Rhythm & Views

Film School

All of the lads in San Francisco's Film School have funny names: There's Krayg Burton, Nyles Lannon, Justin LaBo, Donny Newenhouse and Jason Ruck. Makes you wonder if their music will follow suit. Fear not; it doesn't.

Listening to Film School is like stepping into a portal back to 1988, where all of the indie kids are listening to The Church and My Bloody Valentine. Noises and guitar effects pour out of the speakers, and with each listen, it gets a little less chaotic.

For Film School, however, sometimes chaos is a good thing--Burton's off-key vocals don't help "On and On" much, but then the trotting rhythm and descending notes of noise in "Harmed" drown out the vocals. "Breet" begins with a New Order-esque guitar hook, but again, the vocals add something sour that distracts from the sweet sonic textures. The Fugazi-like moment in "Pitfalls," when Burton cries "Stop. And then, go" as the guitar slides back and forth, almost saves the song from the cheesy organ breakdown three minutes in--almost.

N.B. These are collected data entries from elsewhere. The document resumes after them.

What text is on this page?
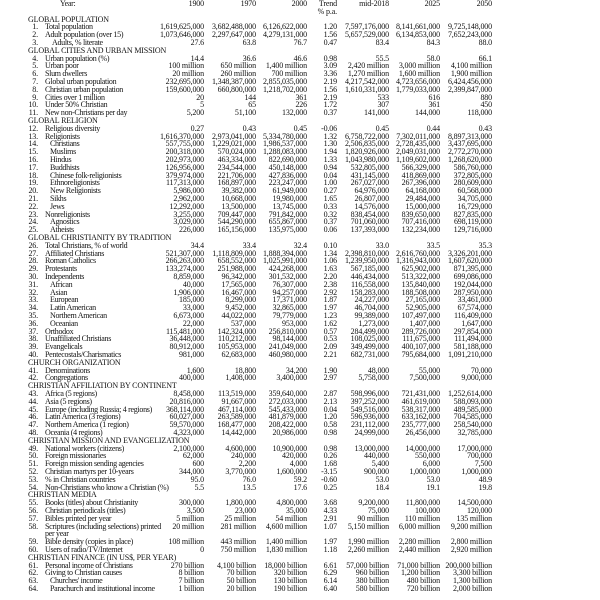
Year:	1900	1970	2000 Trend	mid-2018	2025	2050
% p.a.
GLOBAL POPULATION
1. Total population	1,619,625,000 3,682,488,000 6,126,622,000 1.20 7,597,176,000 8,141,661,000 9,725,148,000
2. Adult population (over 15)	1,073,646,000 2,297,647,000 4,279,131,000 1.56 5,657,529,000 6,134,853,000 7,652,243,000
3. Adults, % literate	27.6	63.8	76.7 0.47	83.4	84.3	88.0
GLOBAL CITIES AND URBAN MISSION
4. Urban population (%)	14.4	36.6	46.6 0.98	55.5	58.0	66.1
5. Urban poor	100 million 650 million 1,400 million 3.09 2,420 million 3,000 million 4,100 million
6. Slum dwellers	20 million 260 million 700 million 3.36 1,270 million 1,600 million 1,900 million
7. Global urban population	232,695,000 1,348,387,000 2,855,035,000 2.19 4,217,542,000 4,723,656,000 6,424,456,000
8. Christian urban population	159,600,000 660,800,000 1,218,702,000 1.56 1,610,331,000 1,779,033,000 2,399,847,000
9. Cities over 1 million	20	144	361 2.19	533	616	880
10. Under 50% Christian	5	65	226 1.72	307	361	450
11. New non-Christians per day	5,200	51,100	132,000 0.37	141,000	144,000	118,000
GLOBAL RELIGION
12. Religious diversity	0.27	0.43	0.45 -0.06	0.45	0.44	0.43
13. Religionists	1,616,370,000 2,973,041,000 5,334,780,000 1.32 6,758,722,000 7,302,011,000 8,897,313,000
14. Christians	557,755,000 1,229,021,000 1,986,537,000 1.30 2,506,835,000 2,728,435,000 3,437,695,000
15. Muslims	200,318,000 570,024,000 1,288,083,000 1.94 1,820,926,000 2,049,031,000 2,772,270,000
16. Hindus	202,973,000 463,334,000 822,690,000 1.33 1,043,980,000 1,109,602,000 1,268,620,000
17. Buddhists	126,956,000 234,544,000 450,148,000 0.94 532,805,000 566,329,000 586,760,000
18. Chinese folk-religionists	379,974,000 221,706,000 427,836,000 0.04 431,145,000 418,869,000 372,805,000
19. Ethnoreligionists	117,313,000 168,897,000 223,247,000 1.00 267,027,000 267,396,000 280,609,000
20. New Religionists	5,986,000 39,382,000 61,949,000 0.27 64,976,000 64,168,000 60,568,000
21. Sikhs	2,962,000 10,668,000 19,980,000 1.65 26,807,000 29,484,000 34,705,000
22. Jews	12,292,000 13,500,000 13,745,000 0.33 14,576,000 15,000,000 16,729,000
23. Nonreligionists	3,255,000 709,447,000 791,842,000 0.32 838,454,000 839,650,000 827,835,000
24. Agnostics	3,029,000 544,290,000 655,867,000 0.37 701,060,000 707,416,000 698,119,000
25. Atheists	226,000 165,156,000 135,975,000 0.06 137,393,000 132,234,000 129,716,000
GLOBAL CHRISTIANITY BY TRADITION
26. Total Christians, % of world	34.4	33.4	32.4 0.10	33.0	33.5	35.3
27. Affiliated Christians	521,307,000 1,118,809,000 1,888,394,000 1.34 2,398,810,000 2,616,760,000 3,326,201,000
28. Roman Catholics	266,263,000 658,552,000 1,025,991,000 1.06 1,239,950,000 1,316,943,000 1,607,620,000
29. Protestants	133,274,000 251,988,000 424,268,000 1.63 567,185,000 625,902,000 871,395,000
30. Independents	8,859,000 96,342,000 301,532,000 2.20 446,434,000 513,322,000 699,086,000
31. African	40,000 17,565,000 76,307,000 2.38 116,558,000 135,840,000 192,044,000
32. Asian	1,906,000 16,467,000 94,257,000 2.92 158,283,000 188,508,000 287,950,000
33. European	185,000	8,299,000 17,371,000 1.87 24,227,000 27,165,000 33,461,000
34. Latin American	33,000	9,452,000 32,865,000 1.97 46,704,000 52,905,000 67,574,000
35. Northern American	6,673,000 44,022,000 79,779,000 1.23 99,389,000 107,497,000 116,409,000
36. Oceanian	22,000	537,000	953,000 1.62	1,273,000	1,407,000	1,647,000
37. Orthodox	115,481,000 142,324,000 256,810,000 0.57 284,499,000 289,726,000 297,854,000
38. Unaffiliated Christians	36,448,000 110,212,000 98,144,000 0.53 108,025,000 111,675,000 111,494,000
39. Evangelicals	80,912,000 105,953,000 241,049,000 2.09 349,499,000 400,107,000 581,188,000
40. Pentecostals/Charismatics	981,000 62,683,000 460,980,000 2.21 682,731,000 795,684,000 1,091,210,000
CHURCH ORGANIZATION
41. Denominations	1,600	18,800	34,200 1.90	48,000	55,000	70,000
42. Congregations	400,000	1,408,000	3,400,000 2.97	5,758,000	7,500,000	9,000,000
CHRISTIAN AFFILIATION BY CONTINENT
43. Africa (5 regions)	8,458,000 113,519,000 359,640,000 2.87 598,996,000 721,431,000 1,252,614,000
44. Asia (5 regions)	20,816,000 91,667,000 272,033,000 2.13 397,252,000 461,619,000 588,093,000
45. Europe (including Russia; 4 regions) 368,114,000 467,114,000 545,433,000 0.04 549,516,000 538,317,000 489,585,000
46. Latin America (3 regions)	60,027,000 263,589,000 481,879,000 1.20 596,936,000 633,162,000 704,585,000
47. Northern America (1 region)	59,570,000 168,477,000 208,422,000 0.58 231,112,000 235,777,000 258,540,000
48. Oceania (4 regions)	4,323,000 14,442,000 20,986,000 0.98 24,999,000 26,456,000 32,785,000
CHRISTIAN MISSION AND EVANGELIZATION
49. National workers (citizens)	2,100,000	4,600,000 10,900,000 0.98 13,000,000 14,000,000 17,000,000
50. Foreign missionaries	62,000	240,000	420,000 0.26	440,000	550,000	700,000
51. Foreign mission sending agencies	600	2,200	4,000 1.68	5,400	6,000	7,500
52. Christian martyrs per 10-years	344,000	3,770,000	1,600,000 -3.15	900,000	1,000,000	1,000,000
53. % in Christian countries	95.0	76.0	59.2 -0.60	53.0	53.0	48.9
54. Non-Christians who know a Christian (%)	5.5	13.5	17.6 0.25	18.4	19.1	19.8
CHRISTIAN MEDIA
55. Books (titles) about Christianity	300,000	1,800,000	4,800,000 3.68	9,200,000 11,800,000 14,500,000
56. Christian periodicals (titles)	3,500	23,000	35,000 4.33	75,000	100,000	120,000
57. Bibles printed per year	5 million	25 million 54 million 2.91	90 million 110 million 135 million
58. Scriptures (including selections) printed per year
20 million 281 million 4,600 million 1.07 5,150 million 6,000 million 9,200 million
59. Bible density (copies in place)	108 million 443 million 1,400 million 1.97 1,990 million 2,280 million 2,800 million
60. Users of radio/TV/Internet	0 750 million 1,830 million 1.18 2,260 million 2,440 million 2,920 million
CHRISTIAN FINANCE (IN US$, PER YEAR)
61. Personal income of Christians	270 billion 4,100 billion 18,000 billion 6.61 57,000 billion 71,000 billion 200,000 billion
62. Giving to Christian causes	8 billion	70 billion 320 billion 6.29 960 billion 1,200 billion 3,300 billion
63. Churches' income	7 billion	50 billion 130 billion 6.14 380 billion 480 billion 1,300 billion
64. Parachurch and institutional income	1 billion	20 billion 190 billion 6.40 580 billion 720 billion 2,000 billion
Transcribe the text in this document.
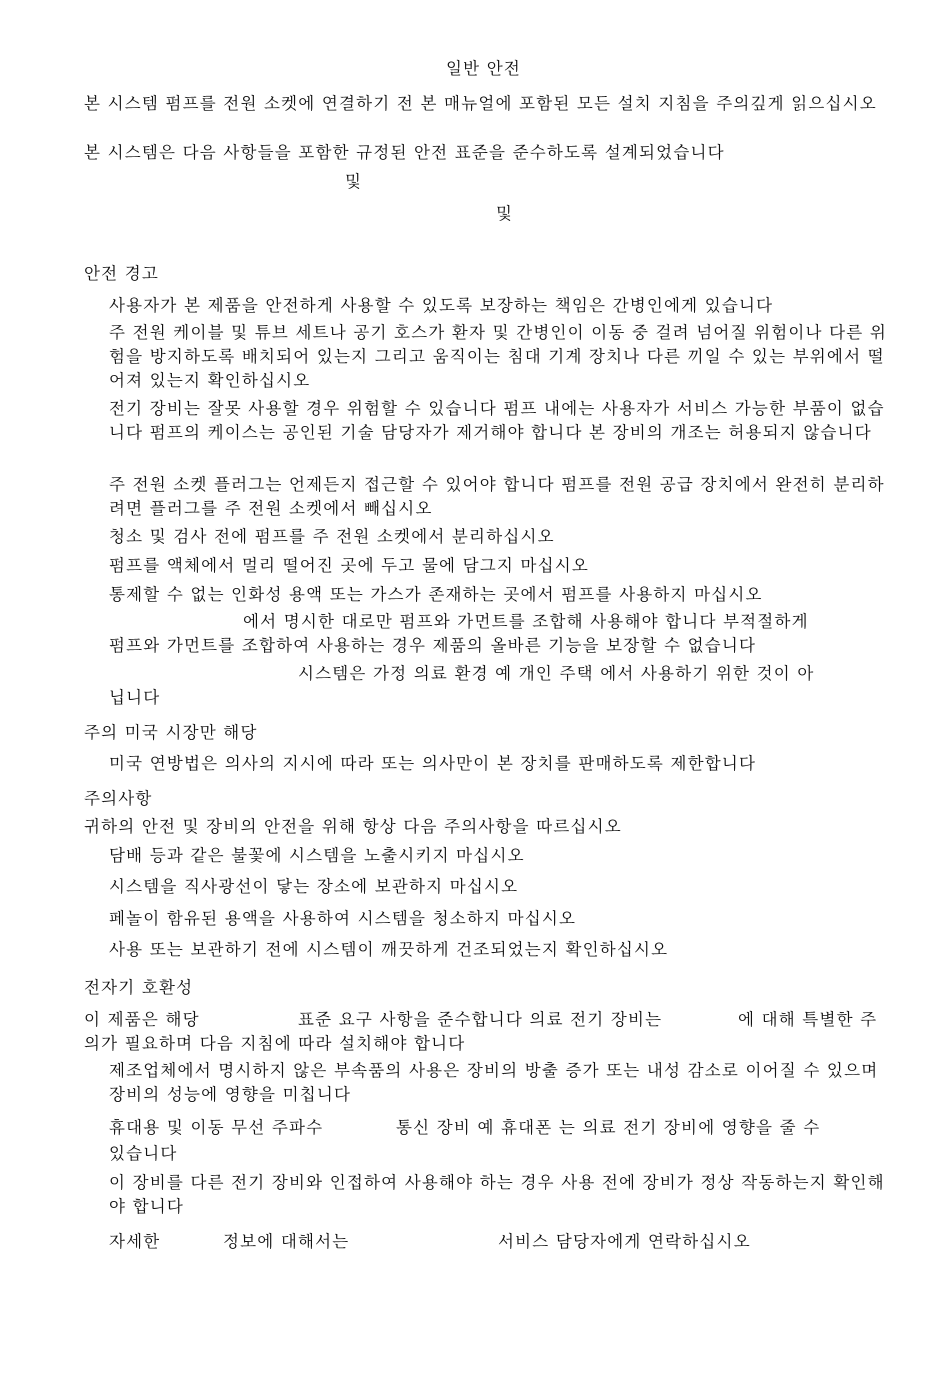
일반 안전

본 시스템 펌프를 전원 소켓에 연결하기 전 본 매뉴얼에 포함된 모든 설치 지침을 주의깊게 읽으십시오

본 시스템은 다음 사항들을 포함한 규정된 안전 표준을 준수하도록 설계되었습니다

및
및
안전 경고

사용자가 본 제품을 안전하게 사용할 수 있도록 보장하는 책임은 간병인에게 있습니다

주 전원 케이블 및 튜브 세트나 공기 호스가 환자 및 간병인이 이동 중 걸려 넘어질 위험이나 다른 위험을 방지하도록 배치되어 있는지 그리고 움직이는 침대 기계 장치나 다른 끼일 수 있는 부위에서 떨어져 있는지 확인하십시오

전기 장비는 잘못 사용할 경우 위험할 수 있습니다 펌프 내에는 사용자가 서비스 가능한 부품이 없습니다 펌프의 케이스는 공인된 기술 담당자가 제거해야 합니다 본 장비의 개조는 허용되지 않습니다

주 전원 소켓 플러그는 언제든지 접근할 수 있어야 합니다 펌프를 전원 공급 장치에서 완전히 분리하려면 플러그를 주 전원 소켓에서 빼십시오

청소 및 검사 전에 펌프를 주 전원 소켓에서 분리하십시오

펌프를 액체에서 멀리 떨어진 곳에 두고 물에 담그지 마십시오

통제할 수 없는 인화성 용액 또는 가스가 존재하는 곳에서 펌프를 사용하지 마십시오

에서 명시한 대로만 펌프와 가먼트를 조합해 사용해야 합니다 부적절하게

펌프와 가먼트를 조합하여 사용하는 경우 제품의 올바른 기능을 보장할 수 없습니다

시스템은 가정 의료 환경 예 개인 주택 에서 사용하기 위한 것이 아

닙니다

주의 미국 시장만 해당

미국 연방법은 의사의 지시에 따라 또는 의사만이 본 장치를 판매하도록 제한합니다

주의사항

귀하의 안전 및 장비의 안전을 위해 항상 다음 주의사항을 따르십시오

담배 등과 같은 불꽃에 시스템을 노출시키지 마십시오

시스템을 직사광선이 닿는 장소에 보관하지 마십시오

페놀이 함유된 용액을 사용하여 시스템을 청소하지 마십시오

사용 또는 보관하기 전에 시스템이 깨끗하게 건조되었는지 확인하십시오

전자기 호환성

이 제품은 해당	표준 요구 사항을 준수합니다 의료 전기 장비는	에 대해 특별한 주

의가 필요하며 다음 지침에 따라 설치해야 합니다

제조업체에서 명시하지 않은 부속품의 사용은 장비의 방출 증가 또는 내성 감소로 이어질 수 있으며 장비의 성능에 영향을 미칩니다

휴대용 및 이동 무선 주파수	통신 장비 예 휴대폰 는 의료 전기 장비에 영향을 줄 수

있습니다

이 장비를 다른 전기 장비와 인접하여 사용해야 하는 경우 사용 전에 장비가 정상 작동하는지 확인해야 합니다

자세한	정보에 대해서는	서비스 담당자에게 연락하십시오
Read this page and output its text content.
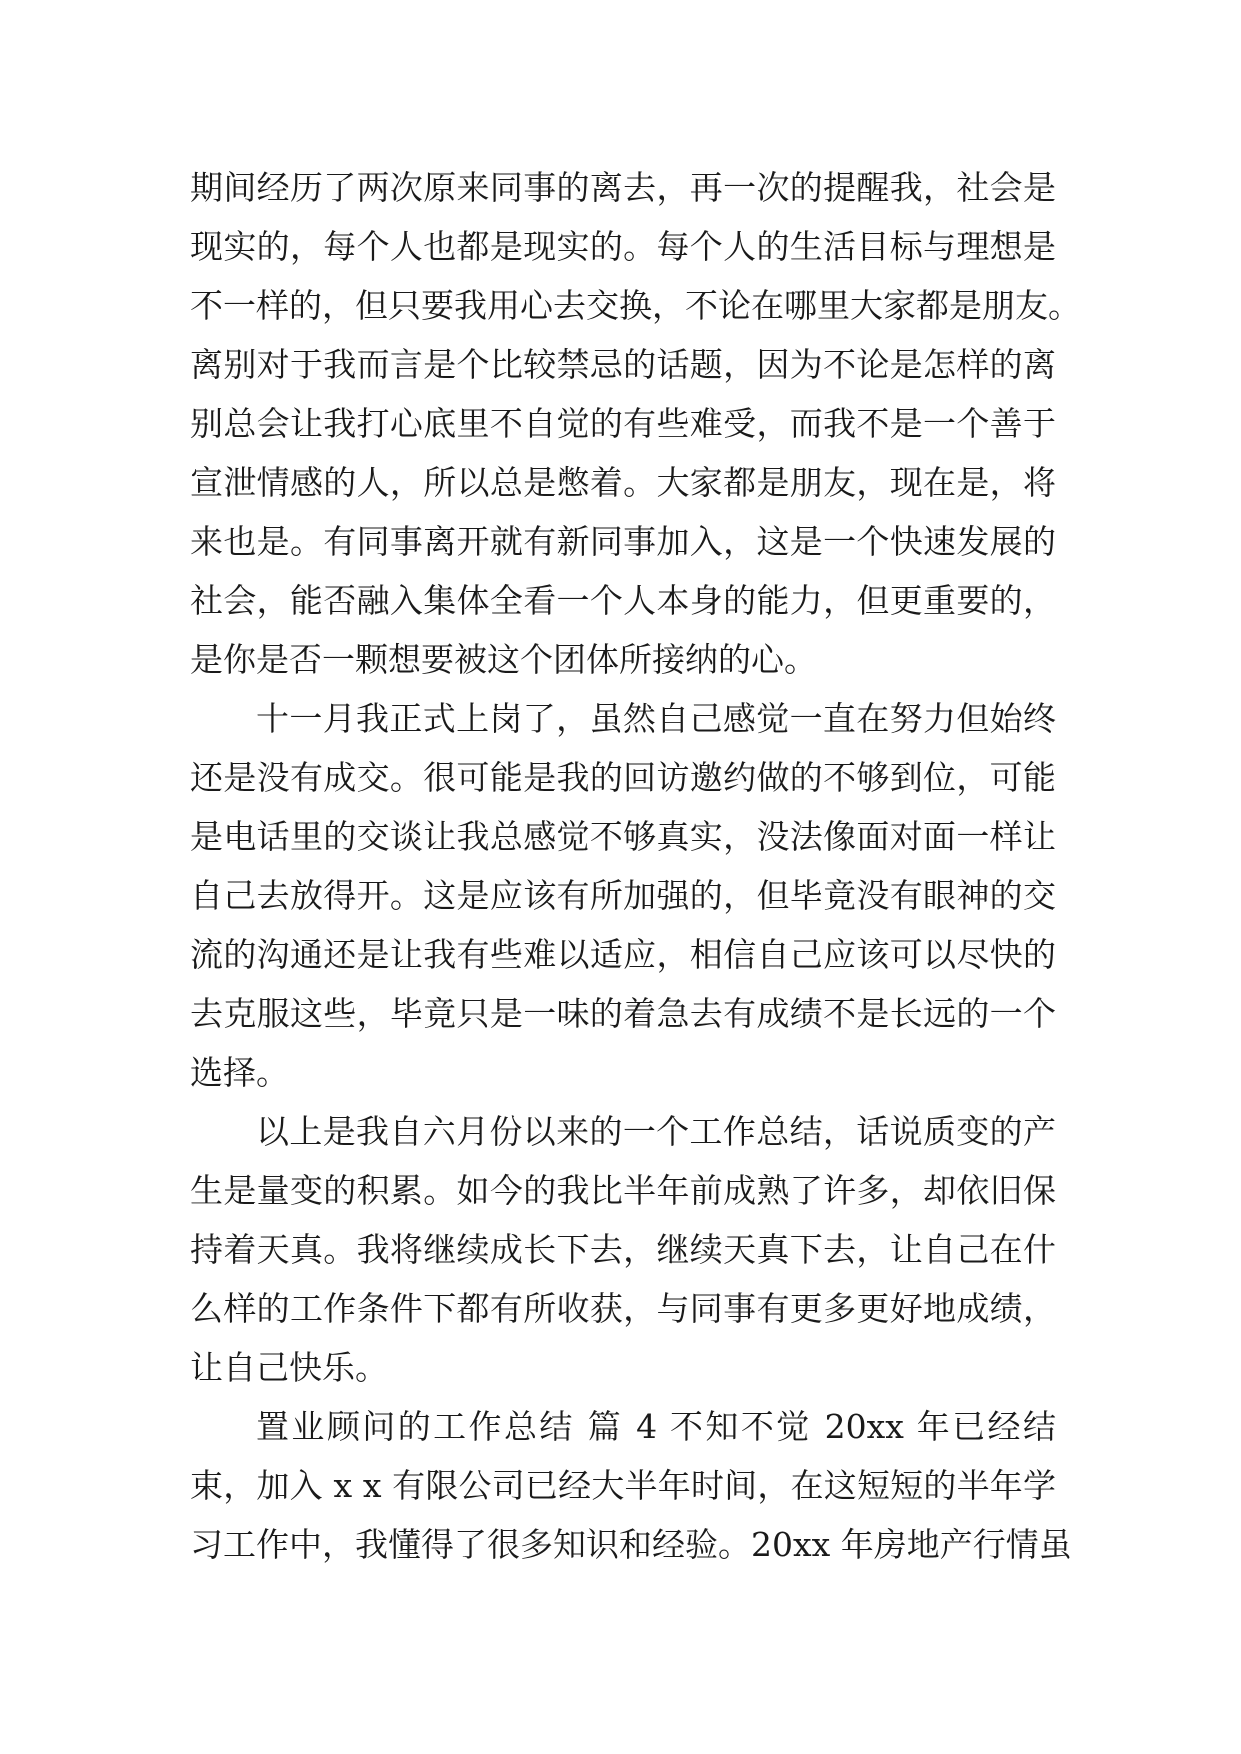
期间经历了两次原来同事的离去，再一次的提醒我，社会是
现实的，每个人也都是现实的。每个人的生活目标与理想是
不一样的，但只要我用心去交换，不论在哪里大家都是朋友。
离别对于我而言是个比较禁忌的话题，因为不论是怎样的离
别总会让我打心底里不自觉的有些难受，而我不是一个善于
宣泄情感的人，所以总是憋着。大家都是朋友，现在是，将
来也是。有同事离开就有新同事加入，这是一个快速发展的
社会，能否融入集体全看一个人本身的能力，但更重要的，
是你是否一颗想要被这个团体所接纳的心。
十一月我正式上岗了，虽然自己感觉一直在努力但始终
还是没有成交。很可能是我的回访邀约做的不够到位，可能
是电话里的交谈让我总感觉不够真实，没法像面对面一样让
自己去放得开。这是应该有所加强的，但毕竟没有眼神的交
流的沟通还是让我有些难以适应，相信自己应该可以尽快的
去克服这些，毕竟只是一味的着急去有成绩不是长远的一个
选择。
以上是我自六月份以来的一个工作总结，话说质变的产
生是量变的积累。如今的我比半年前成熟了许多，却依旧保
持着天真。我将继续成长下去，继续天真下去，让自己在什
么样的工作条件下都有所收获，与同事有更多更好地成绩，
让自己快乐。
置业顾问的工作总结 篇 4 不知不觉 20xx 年已经结
束，加入 x x 有限公司已经大半年时间，在这短短的半年学
习工作中，我懂得了很多知识和经验。20xx 年房地产行情虽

Film School are true to their shoegazing predecessors when, like on the chorus of "Breet," effects on the vocals blend them into the fuzz. As long as they let the instruments do most of the singing, like the blissful first 58 seconds of "He's a Deep Deep Lake," or the atmospheric build of "Like You Know," Film School's nostalgia nearly balances out the funny names and the off-key vocals. Nearly.